# 5 gallon tank- too small for tankmates?



## DazzleKitty (Nov 9, 2010)

I'm likely gonna get a five gallon tank in a couple of weeks for my little betta. 

Is a five gallon tank too small for any kind of tankmate? Maybe a single fish that's fine alone or two or three guppies?

If no fish, do you think ghost shrimp would be okay?


Thanks much.


----------



## ollief9 (Mar 16, 2011)

No other fish can be housed in a 5 gallon, however shrimp and/or snails will do great. I find Nerite snails are great for eating algae and have interesting shells. They will not breed invasively like some pest snails. In terms of shrimp, I would recommend Ghost shrimp or Amano shrimp as these creatures are see-through and are therefore less likely to get eaten by the betta.


----------



## DazzleKitty (Nov 9, 2010)

Got it. . I may go with the shrimp. Thanks much.


----------



## Tikibirds (May 26, 2011)

You can have 2 bettas in a 5 gallon, divided of course.


----------



## ollief9 (Mar 16, 2011)

That would really be pushing it though. IMO, each betta should have at least 5 gallons.


----------



## tf1265 (Jul 26, 2011)

There are not many fish that will do well in a 5 gallon tank, and almost none of them are compatible with a betta. Nothing with long fins or bright colors, and nothing nippy. 

Shrimp and snails are the best bet. I have a divided 5 gallon with 2 female bettas, they're quite happy.


----------



## DazzleKitty (Nov 9, 2010)

I wouldn't mind the dividing thing, It would be cool. But, I am not sure where to get a good divider for a small tank. Actually, my experience with dividers is pretty aweful. Tried it in my fifteen gallon and they never sayed in place and it honestly just looked crappy.
If I could get something good that worked and looked good, I'd totally be for it. But, one betta in there with a couple of shrimp is cool too.


----------



## tf1265 (Jul 26, 2011)

I'm not sure where you could find a divider for a 5 gallon tank - I made my own. 

You can buy plastic crafting mesh at a craft store and make your own, it's not too difficult. You just have to cut it to the right size and use a sealant to get it to stick to the wall- only problem is that these are usually permanent. I'm sure you can find a way to make one that's not permanent, though, just use your creativity skills.


----------



## Bresn (Sep 1, 2011)

ollief9 said:


> That would really be pushing it though. IMO, each betta should have at least 5 gallons.
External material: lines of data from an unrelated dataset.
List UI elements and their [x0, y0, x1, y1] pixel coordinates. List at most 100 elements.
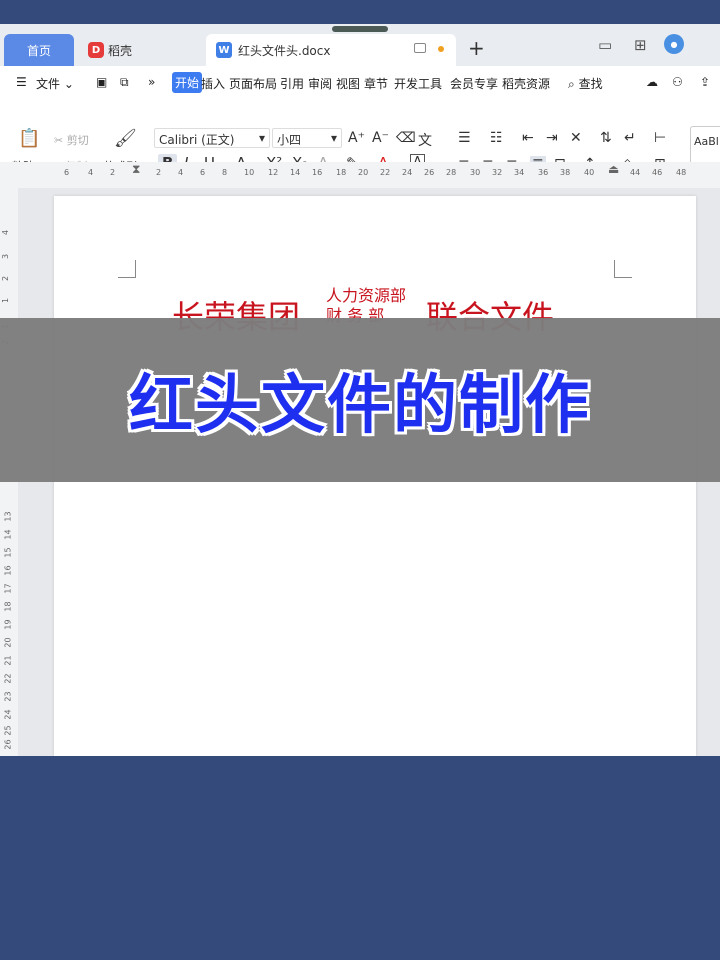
cut-button[interactable]: ✂ 剪切: [54, 132, 89, 148]
menu-developer[interactable]: 开发工具: [394, 75, 442, 92]
title-banner: 红头文件的制作: [0, 318, 720, 482]
ruler-tick: 16: [3, 565, 13, 576]
more-icon[interactable]: »: [148, 75, 155, 89]
ruler-tick: 23: [3, 691, 13, 702]
ruler-tick: 6: [64, 168, 70, 177]
tab-home[interactable]: 首页: [4, 34, 74, 66]
menu-review[interactable]: 审阅: [308, 75, 332, 92]
scissors-icon: ✂: [54, 134, 64, 147]
ruler-tick: 8: [222, 168, 228, 177]
ruler-tick: 19: [3, 619, 13, 630]
ruler-tick: 24: [402, 168, 413, 177]
ruler-tick: 2: [156, 168, 162, 177]
ruler-tick: 12: [268, 168, 279, 177]
bullet-list-icon[interactable]: ☰: [458, 130, 471, 146]
ruler-tick: 22: [3, 673, 13, 684]
decrease-indent-icon[interactable]: ⇤: [522, 130, 534, 146]
menu-view[interactable]: 视图: [336, 75, 360, 92]
ruler-tick: 2: [110, 168, 116, 177]
cloud-icon[interactable]: ☁: [646, 75, 658, 89]
search-button[interactable]: ⌕ 查找: [568, 75, 603, 92]
ruler-tick: 3: [1, 253, 11, 260]
shrink-font-icon[interactable]: A⁻: [372, 130, 389, 146]
ruler-tick: 10: [244, 168, 255, 177]
banner-title: 红头文件的制作: [129, 369, 591, 443]
ruler-tick: 48: [676, 168, 687, 177]
menu-bar: ☰ 文件 ⌄ ▣ ⧉ » 开始 插入 页面布局 引用 审阅 视图 章节 开发工具…: [0, 66, 720, 100]
ruler-tick: 18: [336, 168, 347, 177]
tab-stop-icon[interactable]: ⊢: [654, 130, 666, 146]
menu-chapter[interactable]: 章节: [364, 75, 388, 92]
menu-file[interactable]: 文件 ⌄: [36, 75, 74, 92]
heading-dept-hr: 人力资源部: [326, 286, 407, 305]
chinese-layout-icon[interactable]: ✕: [570, 130, 582, 146]
font-size-select[interactable]: 小四 ▾: [272, 128, 342, 148]
monitor-icon[interactable]: [414, 43, 426, 53]
unsaved-dot-icon: [438, 46, 444, 52]
style-preview: AaBl: [694, 135, 719, 148]
export-icon[interactable]: ⧉: [120, 75, 129, 90]
ruler-tick: 32: [492, 168, 503, 177]
ruler-tick: 21: [3, 655, 13, 666]
tab-daoke[interactable]: D 稻壳: [84, 34, 194, 66]
ruler-tick: 14: [3, 529, 13, 540]
margin-corner-mark: [118, 260, 136, 278]
menu-daoke-resources[interactable]: 稻壳资源: [502, 75, 550, 92]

2.5 gallon is fine I just wonder why people go with 5 gallon...


----------



## tf1265 (Jul 26, 2011)

Bresn, I think what you said is exactly it - 2.5 gallons is_ fine_. Much better than the tiny bowls, gives them some room to swim around. But, it's still only 2.5 gallons. It's like saying a 15 sq. ft backyard is fine for a dog to run around in. Yes, it's fine. Would the dog prefer a couple acres to run around in? Absolutely. It depends on what your ideal is, and how active the fish is. I have 2 female bettas in a divided 5 gallon, and I think it's fine. I also "rescued" them from the tiny bowls my office had them in before I started working there, so it was a big upgrade for them. Right now I have a betta in a 10 gallon community tank, and she swims the full length of it very frequently. I'd feel terrible about putting her in a smaller tank now.


----------



## Draug Isilme (Aug 7, 2011)

I'm sure the only problem you'll have to worry when you're getting tank mates for a 5g is the amount of feces/ammonia that is produced with your stock. Ghost shrimp supposedly don't produce much- so that is pretty much you're best bet granted that the betta doesn't eat them or harrass them to death. Snails are great 'cause they have a huge armored shell to help protect them, but that doesn't mean bettas won't harrass them or attempt to eat them. Plus snails produce a lot of waste, so you'd have to keep an eye on your tanks ammonia level even if it is cycled- not to mention making sure your snail intakes enough calcium so that its shell will not crack or break... which there are all sorts of things you can get to help give a snail calcium- be it liquid, pill, food, heck even make your own food which would probably be better.
I'm not trying to deter, I'm just trying to point out the other factors that need to be considered, mainly to watch out for your betta's temperament and keep an eye on the ammonia levels. I actually bought a gold mystery snail yesterday because I got a new 5g. I was very reluctant to do so because I don't want my betta to make a meal out of it or how much ammonia and such would accumulate over the week, but I figured if things don't seem to go well, I'll more than likely figure out a way to divide the tank. I don't like the idea of dividing a 5g, but it's still a method that is doable...
But yeah, if you go with the ghost shrimp, I suppose it would be a great idea to make sure that it's planted heavily enough and has hidey holes for the shrimp to hide and take cover. With a snail, I'd say your main concern would be calcium and whether or not the snail itself would be happy if your betta has a lot of fun picking on it.


----------



## OlivertheImpaler (Sep 21, 2011)

My single Betta Male lives quite contently in his 2 gallon tank. I don't think your fish can tell the difference between a 2 gallon and a 10 gallon; their brains are very small. Generally, when finding gallon size for your fish, its one gallon to one inch of fish. Male bettas can grow up to 2-2.5 inches, so a 2-2.5 gallon tank is plenty. I actually think that his tank looks a little large and lonely for him. Especially since he came in a quart... However, larger space isn't harm so


----------